Personen und Handlungen sind frei erfunden. Ähnlichkeiten mit lebenden oder verstorbenen Personen sind zufällig und nicht beabsichtigt.

Besuchen Sie uns im Internet - papierfresserchen.de

© 2021 – Papierfresserchens MTM-Verlag GbR

Mühlstr. 10, 88085 Langenargen

Alle Rechte vorbehalten. Taschenbuchauflage erschienen 2021.

Herstellung und Lektorat: CAT creativ - cat-creativ.at

Illustration: © Gudrun Visintainer

Titelbild: © diversepixel – Adobe Stock lizenziert

ISBN: 978-3-96074-496-2 - Taschenbuch

ISBN: 978-3-96074-497-9 - E-Book

*

Inhalt

Endlich Ferien

Tante Helen

Reiseplanung

Schottland

Recherchen

Schwächeanfall

Ein Ausflug

Wer ist der Täter?

Stimmen

Gift im Tee?

Besuch bei Freunden

Dr. Green

Ein Geheimgang

Das Testament

Leugnen zwecklos

Die Ferien sind zu Ende

*

Endlich Ferien

Eva war so glücklich – endlich Ferien! Das Jahr war wirklich hart. In Mathe musste sie ganz schön büffeln, um wenigstens auf einen Vierer zu kommen. Eva war ein 14-jähriges Mädchen mit einem kurzen frechen Haarschnitt. Neuerdings zierte eine schwarze Strähne das blonde Haar. Zahlreiche Verhandlungen wurden wegen dieser Haarsträhne mit der Mutter geführt. Ihr Wunschtraum, sich alle Haare färben zu lassen, ging leider nicht in Erfüllung. Sie war auffallend schlank und ziemlich groß für ihr Alter. Aber das brachte ihr eigentlich nur Vorteile. Wenn sie am Wochenende mit ihrer älteren Freundin in die Disco wollte, verlangte kein Türsteher einen Ausweis. Ihre Freundin Carina war auch sehr hübsch und hatte braunes, langes Haar.

Als Eva über die Treppe in die Küche ging, hörte sie schon Vera mit dem Frühstücksgeschirr klappern. „Hallo, Mutti, guten Morgen“, rief Eva ihrer Mutter zu, „kann ich dir helfen?“

„Was machst du denn schon so früh hier unten?“, fragte Evas Mutter ganz erstaunt.
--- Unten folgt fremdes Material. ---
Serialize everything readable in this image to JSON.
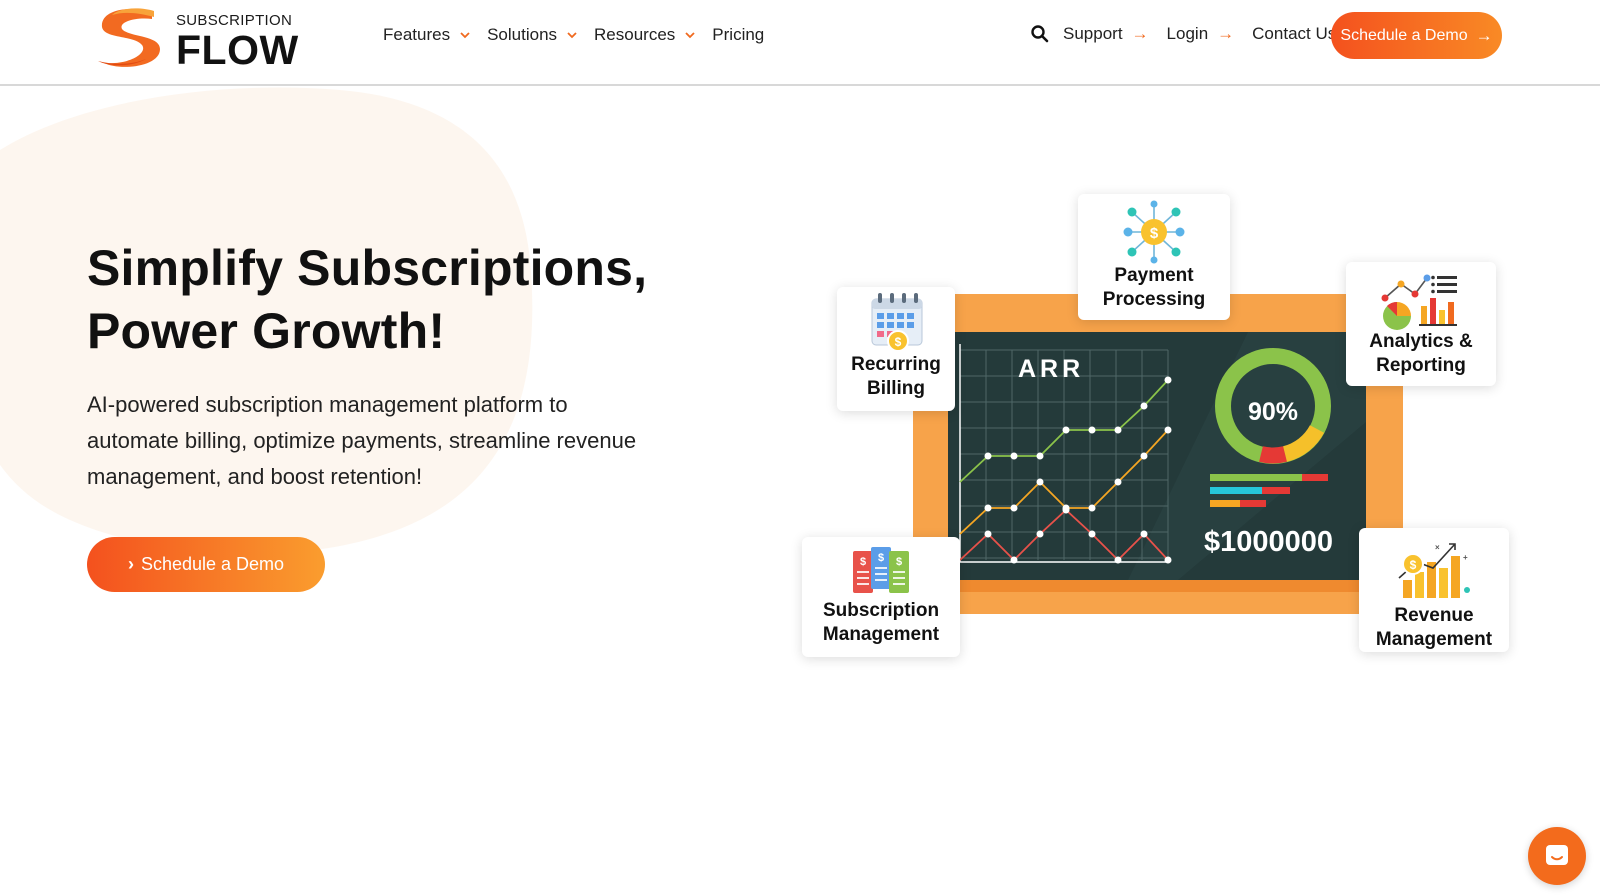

„Na, es sind doch Ferien, davon möchte ich keine Minute versäumen“, lachte Eva, „und außerdem, du kannst doch sicher etwas Hilfe gebrauchen?“

„Ja, das kann sie bestimmt!“ Herr Färber, Evas Vater, hatte sich in das Gespräch eingemischt.

Eva umarmte ihn kurz und murmelte dabei: „Guten Morgen, Brummbär.“ Schon war sie wieder in der Küche verschwunden. Eva nannte ihren Vater oft Brummbär, denn an manchen Tagen konnte sie ihn nur schlecht verstehen, weil er eine so tiefe Stimme hatte.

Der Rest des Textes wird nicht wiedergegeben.